KAIST announced on July 13 that a research team led by Professor Seungbum Hong from the Department of Materials Science and Engineering, in collaboration with Professor Kibum Kang from the Department of Materials Science and Engineering at KAIST and Professor Sung Beom Cho's research team at Sungkyunkwan University, has realized a new structure in which electricity flows without obstruction in a two-dimensional material—an ultrathin material only one or two atomic layers thick—that is attracting attention for next-generation semiconductor devices. The team also developed an analytical platform capable of directly observing this charge transport at the nanometer scale.

In semiconductors, contact resistance, which arises at the interface where a metal electrode meets a semiconductor, degrades performance and causes power loss. Especially as semiconductors continue to scale down, the influence of contact resistance becomes even greater, making it one of the most challenging technical bottlenecks in developing next-generation semiconductors.

Instead of attaching a metal electrode on top of a semiconductor as in conventional approaches, the research team continuously formed semi-metallic and semiconducting regions within a single two-dimensional material. By creating a structure in which the two regions are naturally connected within the same material, the team demonstrated for the first time that current can flow across the boundary without being blocked.

Specifically, the team continuously implemented a semi-metallic region and a semiconducting region within a single thin film of platinum diselenide (PtSe₂), an atomically thin two-dimensional material. By realizing a monolithic structure, in which a single material is formed continuously without interruption, the team proposed a new structure that allows current to flow across the boundary without obstruction.

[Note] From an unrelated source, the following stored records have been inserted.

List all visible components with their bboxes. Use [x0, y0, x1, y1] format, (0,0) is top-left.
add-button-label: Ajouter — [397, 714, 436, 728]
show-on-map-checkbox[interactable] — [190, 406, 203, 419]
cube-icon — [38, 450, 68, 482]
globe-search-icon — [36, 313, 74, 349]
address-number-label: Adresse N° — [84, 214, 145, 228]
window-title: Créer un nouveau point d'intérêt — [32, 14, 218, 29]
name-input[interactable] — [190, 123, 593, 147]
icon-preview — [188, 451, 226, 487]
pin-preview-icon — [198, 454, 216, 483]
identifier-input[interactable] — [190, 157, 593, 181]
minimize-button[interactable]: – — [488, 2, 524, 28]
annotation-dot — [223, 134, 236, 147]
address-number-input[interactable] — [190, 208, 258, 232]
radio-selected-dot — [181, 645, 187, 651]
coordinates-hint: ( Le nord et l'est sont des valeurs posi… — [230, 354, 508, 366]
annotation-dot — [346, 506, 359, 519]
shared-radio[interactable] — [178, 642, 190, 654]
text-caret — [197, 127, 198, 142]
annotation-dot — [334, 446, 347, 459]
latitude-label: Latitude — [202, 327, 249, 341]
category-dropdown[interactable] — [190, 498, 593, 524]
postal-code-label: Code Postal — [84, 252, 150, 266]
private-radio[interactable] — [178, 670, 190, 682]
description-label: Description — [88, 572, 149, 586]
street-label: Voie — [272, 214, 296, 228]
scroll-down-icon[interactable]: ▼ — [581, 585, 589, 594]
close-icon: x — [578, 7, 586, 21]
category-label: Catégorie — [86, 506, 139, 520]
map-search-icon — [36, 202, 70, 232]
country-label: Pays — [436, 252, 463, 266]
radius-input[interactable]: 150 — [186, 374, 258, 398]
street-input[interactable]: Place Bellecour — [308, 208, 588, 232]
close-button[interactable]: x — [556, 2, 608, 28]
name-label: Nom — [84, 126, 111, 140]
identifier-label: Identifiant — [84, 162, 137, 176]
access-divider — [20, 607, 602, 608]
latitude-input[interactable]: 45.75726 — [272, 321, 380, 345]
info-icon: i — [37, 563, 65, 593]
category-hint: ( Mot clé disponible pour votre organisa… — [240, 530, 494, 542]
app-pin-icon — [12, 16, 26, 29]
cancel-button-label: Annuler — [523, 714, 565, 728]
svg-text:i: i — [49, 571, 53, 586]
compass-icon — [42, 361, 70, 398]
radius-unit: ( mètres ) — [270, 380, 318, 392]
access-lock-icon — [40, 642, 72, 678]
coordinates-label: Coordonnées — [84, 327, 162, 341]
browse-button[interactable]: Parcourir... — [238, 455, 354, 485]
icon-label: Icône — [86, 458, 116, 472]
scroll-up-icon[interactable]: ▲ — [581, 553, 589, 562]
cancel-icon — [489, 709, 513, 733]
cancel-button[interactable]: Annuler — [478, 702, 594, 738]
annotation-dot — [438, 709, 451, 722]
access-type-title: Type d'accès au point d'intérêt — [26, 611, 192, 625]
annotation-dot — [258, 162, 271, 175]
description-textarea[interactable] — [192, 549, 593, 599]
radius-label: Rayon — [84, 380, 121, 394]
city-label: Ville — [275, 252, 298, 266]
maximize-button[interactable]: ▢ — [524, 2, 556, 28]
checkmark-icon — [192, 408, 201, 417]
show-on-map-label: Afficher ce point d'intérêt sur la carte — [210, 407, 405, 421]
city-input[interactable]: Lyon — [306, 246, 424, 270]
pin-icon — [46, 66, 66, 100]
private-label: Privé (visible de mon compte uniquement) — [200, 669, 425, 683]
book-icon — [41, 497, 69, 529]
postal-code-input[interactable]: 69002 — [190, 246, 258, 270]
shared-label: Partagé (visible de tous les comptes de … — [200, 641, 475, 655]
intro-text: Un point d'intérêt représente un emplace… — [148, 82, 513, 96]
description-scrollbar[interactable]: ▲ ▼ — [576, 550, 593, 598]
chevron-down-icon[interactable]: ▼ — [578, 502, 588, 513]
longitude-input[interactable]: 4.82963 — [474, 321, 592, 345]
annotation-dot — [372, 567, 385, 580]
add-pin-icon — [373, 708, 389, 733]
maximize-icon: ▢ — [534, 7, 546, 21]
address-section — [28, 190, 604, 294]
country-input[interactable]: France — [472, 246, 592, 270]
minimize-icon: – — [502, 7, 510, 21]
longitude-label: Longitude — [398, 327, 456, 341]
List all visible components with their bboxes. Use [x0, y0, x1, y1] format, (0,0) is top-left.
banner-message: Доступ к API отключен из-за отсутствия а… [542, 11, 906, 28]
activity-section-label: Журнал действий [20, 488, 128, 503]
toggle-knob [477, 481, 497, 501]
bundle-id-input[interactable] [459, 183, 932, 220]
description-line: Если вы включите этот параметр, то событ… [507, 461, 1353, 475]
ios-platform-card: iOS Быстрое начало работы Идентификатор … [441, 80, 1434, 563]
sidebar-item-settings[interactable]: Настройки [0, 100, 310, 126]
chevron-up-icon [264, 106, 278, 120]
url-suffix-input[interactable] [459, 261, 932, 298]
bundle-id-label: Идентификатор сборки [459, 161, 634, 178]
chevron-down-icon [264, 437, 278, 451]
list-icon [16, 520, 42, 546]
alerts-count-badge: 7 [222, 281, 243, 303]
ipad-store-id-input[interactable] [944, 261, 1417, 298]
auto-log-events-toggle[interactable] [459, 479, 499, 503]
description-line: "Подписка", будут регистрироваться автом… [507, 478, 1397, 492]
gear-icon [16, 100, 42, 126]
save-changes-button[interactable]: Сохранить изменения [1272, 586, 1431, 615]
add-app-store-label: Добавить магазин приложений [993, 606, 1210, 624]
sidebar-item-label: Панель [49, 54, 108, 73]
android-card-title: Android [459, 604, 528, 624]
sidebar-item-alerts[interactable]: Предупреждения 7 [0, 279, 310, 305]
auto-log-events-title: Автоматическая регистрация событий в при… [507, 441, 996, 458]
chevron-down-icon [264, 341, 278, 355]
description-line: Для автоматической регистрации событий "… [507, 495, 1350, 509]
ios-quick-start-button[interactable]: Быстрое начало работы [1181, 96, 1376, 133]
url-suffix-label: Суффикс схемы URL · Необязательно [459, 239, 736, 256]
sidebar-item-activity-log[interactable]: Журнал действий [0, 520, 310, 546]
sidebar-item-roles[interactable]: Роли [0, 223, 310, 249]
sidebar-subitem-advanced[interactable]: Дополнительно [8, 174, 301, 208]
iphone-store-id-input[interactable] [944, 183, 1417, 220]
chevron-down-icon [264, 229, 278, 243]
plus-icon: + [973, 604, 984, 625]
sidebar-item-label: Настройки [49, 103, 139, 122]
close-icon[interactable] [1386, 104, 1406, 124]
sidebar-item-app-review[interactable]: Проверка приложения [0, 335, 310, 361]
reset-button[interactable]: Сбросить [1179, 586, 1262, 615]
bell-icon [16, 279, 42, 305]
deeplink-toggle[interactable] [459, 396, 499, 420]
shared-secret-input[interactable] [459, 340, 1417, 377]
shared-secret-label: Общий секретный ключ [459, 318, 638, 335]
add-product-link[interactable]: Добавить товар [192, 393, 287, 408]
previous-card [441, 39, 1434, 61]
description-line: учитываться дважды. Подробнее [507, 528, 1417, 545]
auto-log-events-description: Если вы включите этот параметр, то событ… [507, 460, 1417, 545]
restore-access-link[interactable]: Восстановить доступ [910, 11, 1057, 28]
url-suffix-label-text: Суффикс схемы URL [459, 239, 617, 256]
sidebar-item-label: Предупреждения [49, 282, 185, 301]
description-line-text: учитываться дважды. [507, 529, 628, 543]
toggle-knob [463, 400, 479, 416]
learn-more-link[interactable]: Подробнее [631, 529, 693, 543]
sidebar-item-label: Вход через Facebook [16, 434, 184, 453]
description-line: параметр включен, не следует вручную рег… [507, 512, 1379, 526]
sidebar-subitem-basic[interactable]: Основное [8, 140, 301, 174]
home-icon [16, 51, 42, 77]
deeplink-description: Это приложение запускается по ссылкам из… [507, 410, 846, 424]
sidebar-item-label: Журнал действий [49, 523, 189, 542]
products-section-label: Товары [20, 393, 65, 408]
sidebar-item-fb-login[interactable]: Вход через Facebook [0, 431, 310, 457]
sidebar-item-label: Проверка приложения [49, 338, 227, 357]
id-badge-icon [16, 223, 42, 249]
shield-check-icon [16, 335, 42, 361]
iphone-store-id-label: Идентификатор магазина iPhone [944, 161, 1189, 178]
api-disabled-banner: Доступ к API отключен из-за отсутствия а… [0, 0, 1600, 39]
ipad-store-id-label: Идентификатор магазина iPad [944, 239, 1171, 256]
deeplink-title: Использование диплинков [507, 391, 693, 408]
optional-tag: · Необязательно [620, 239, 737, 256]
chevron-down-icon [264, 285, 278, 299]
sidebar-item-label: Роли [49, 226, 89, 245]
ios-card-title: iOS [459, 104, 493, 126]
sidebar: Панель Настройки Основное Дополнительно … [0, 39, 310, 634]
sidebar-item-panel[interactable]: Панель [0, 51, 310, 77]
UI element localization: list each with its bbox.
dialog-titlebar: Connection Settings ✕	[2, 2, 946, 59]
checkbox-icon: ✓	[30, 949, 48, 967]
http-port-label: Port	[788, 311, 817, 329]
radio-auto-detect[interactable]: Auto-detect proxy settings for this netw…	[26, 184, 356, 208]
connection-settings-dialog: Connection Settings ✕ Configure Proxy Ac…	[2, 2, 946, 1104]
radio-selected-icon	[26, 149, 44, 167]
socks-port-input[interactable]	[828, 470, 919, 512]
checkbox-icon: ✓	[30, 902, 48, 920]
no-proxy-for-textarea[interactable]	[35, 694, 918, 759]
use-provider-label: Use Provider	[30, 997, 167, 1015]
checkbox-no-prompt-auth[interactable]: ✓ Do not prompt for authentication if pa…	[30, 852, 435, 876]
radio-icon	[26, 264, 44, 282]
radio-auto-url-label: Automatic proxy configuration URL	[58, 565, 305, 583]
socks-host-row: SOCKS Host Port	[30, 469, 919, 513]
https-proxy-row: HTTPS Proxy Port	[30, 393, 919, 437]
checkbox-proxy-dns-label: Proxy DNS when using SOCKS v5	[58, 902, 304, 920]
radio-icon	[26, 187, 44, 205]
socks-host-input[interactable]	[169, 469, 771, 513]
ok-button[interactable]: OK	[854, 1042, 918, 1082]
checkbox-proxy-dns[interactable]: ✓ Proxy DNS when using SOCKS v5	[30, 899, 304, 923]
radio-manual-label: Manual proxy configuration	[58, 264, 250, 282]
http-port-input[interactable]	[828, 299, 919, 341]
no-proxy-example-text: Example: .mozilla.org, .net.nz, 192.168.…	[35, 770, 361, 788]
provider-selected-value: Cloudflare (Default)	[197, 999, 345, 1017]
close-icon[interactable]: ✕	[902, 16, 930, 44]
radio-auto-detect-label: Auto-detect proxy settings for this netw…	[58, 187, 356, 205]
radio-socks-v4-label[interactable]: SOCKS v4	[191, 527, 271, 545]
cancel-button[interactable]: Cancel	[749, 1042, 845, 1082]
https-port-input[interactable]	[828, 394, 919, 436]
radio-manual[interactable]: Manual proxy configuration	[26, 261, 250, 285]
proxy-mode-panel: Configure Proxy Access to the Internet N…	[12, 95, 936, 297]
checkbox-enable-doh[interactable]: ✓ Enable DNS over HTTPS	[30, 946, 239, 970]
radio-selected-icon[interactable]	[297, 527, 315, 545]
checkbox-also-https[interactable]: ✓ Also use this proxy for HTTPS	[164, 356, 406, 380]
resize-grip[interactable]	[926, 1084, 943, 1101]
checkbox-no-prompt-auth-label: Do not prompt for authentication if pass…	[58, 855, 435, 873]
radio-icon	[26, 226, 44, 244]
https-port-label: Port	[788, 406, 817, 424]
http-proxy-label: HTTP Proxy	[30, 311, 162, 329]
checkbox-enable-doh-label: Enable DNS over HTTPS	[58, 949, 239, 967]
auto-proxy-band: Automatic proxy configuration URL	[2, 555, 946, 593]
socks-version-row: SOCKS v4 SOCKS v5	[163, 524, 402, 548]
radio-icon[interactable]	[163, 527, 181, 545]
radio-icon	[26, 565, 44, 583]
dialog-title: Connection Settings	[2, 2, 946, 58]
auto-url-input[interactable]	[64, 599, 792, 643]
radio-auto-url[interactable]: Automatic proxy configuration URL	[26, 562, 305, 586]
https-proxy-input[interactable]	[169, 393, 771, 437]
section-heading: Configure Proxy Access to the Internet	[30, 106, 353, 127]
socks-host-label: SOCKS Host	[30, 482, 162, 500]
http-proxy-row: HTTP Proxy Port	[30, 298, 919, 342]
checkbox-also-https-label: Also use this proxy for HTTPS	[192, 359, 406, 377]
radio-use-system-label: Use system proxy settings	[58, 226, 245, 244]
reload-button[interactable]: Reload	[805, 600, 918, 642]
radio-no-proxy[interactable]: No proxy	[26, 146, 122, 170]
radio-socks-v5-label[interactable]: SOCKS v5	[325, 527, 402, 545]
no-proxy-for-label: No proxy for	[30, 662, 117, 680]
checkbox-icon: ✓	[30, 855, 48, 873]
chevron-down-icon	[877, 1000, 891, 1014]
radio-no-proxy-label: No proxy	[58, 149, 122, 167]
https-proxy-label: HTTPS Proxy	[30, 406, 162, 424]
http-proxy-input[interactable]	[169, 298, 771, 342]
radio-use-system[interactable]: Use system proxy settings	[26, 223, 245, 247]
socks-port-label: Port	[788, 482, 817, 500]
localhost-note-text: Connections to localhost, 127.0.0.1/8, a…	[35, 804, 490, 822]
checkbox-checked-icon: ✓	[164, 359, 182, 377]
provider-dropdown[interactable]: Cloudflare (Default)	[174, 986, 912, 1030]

Using Atomic Force Microscopy (AFM), a microscope that uses a probe to measure surface and electrical properties down to the atomic level, the team directly visualized charge transport inside the thin film at the nanometer scale.

As a result, the team confirmed for the first time that, when current moved from the semi-metallic region to the semiconducting region, the flow continued naturally without an "electrical bottleneck," such as a blockage or bending of the current path. This is the first experimental demonstration that a monolithic interface does not interfere with current flow.

Furthermore, the team verified device operation by applying an electric field to the semiconducting region. The results confirmed that current flow can be stably controlled in a metal–semiconductor junction structure, demonstrating the potential of the structure for next-generation electronic devices.

This study presents a source technology that can dramatically reduce contact resistance in next-generation semiconductor devices based on two-dimensional materials. It is expected to be widely applicable to the development of future semiconductor technologies, including AI semiconductors, ultra-low-power semiconductors, and next-generation logic semiconductors.

The study was co-first-authored by Yeongyu Kim, a Ph.D. candidate and Dr. Minseung Gyeon from the Department of Materials Science and Engineering at KAIST; and Ji Hoon Hong, a Ph.D. candidate at Sungkyunkwan University. The work was published in the July 2026 issue of Matter, an international journal in the field of materials science.

※ Paper title: "Nanoscale imaging of charge transport across the semimetal-semiconductor interface in monolithic platinum diselenide"

DOI:https://doi.org/10.1016/j.matt.2026.102873

This research was supported by the STEAM Research Program and the Nanomaterials Technology Development Program of the Ministry of Science and ICT and the National Research Foundation of Korea.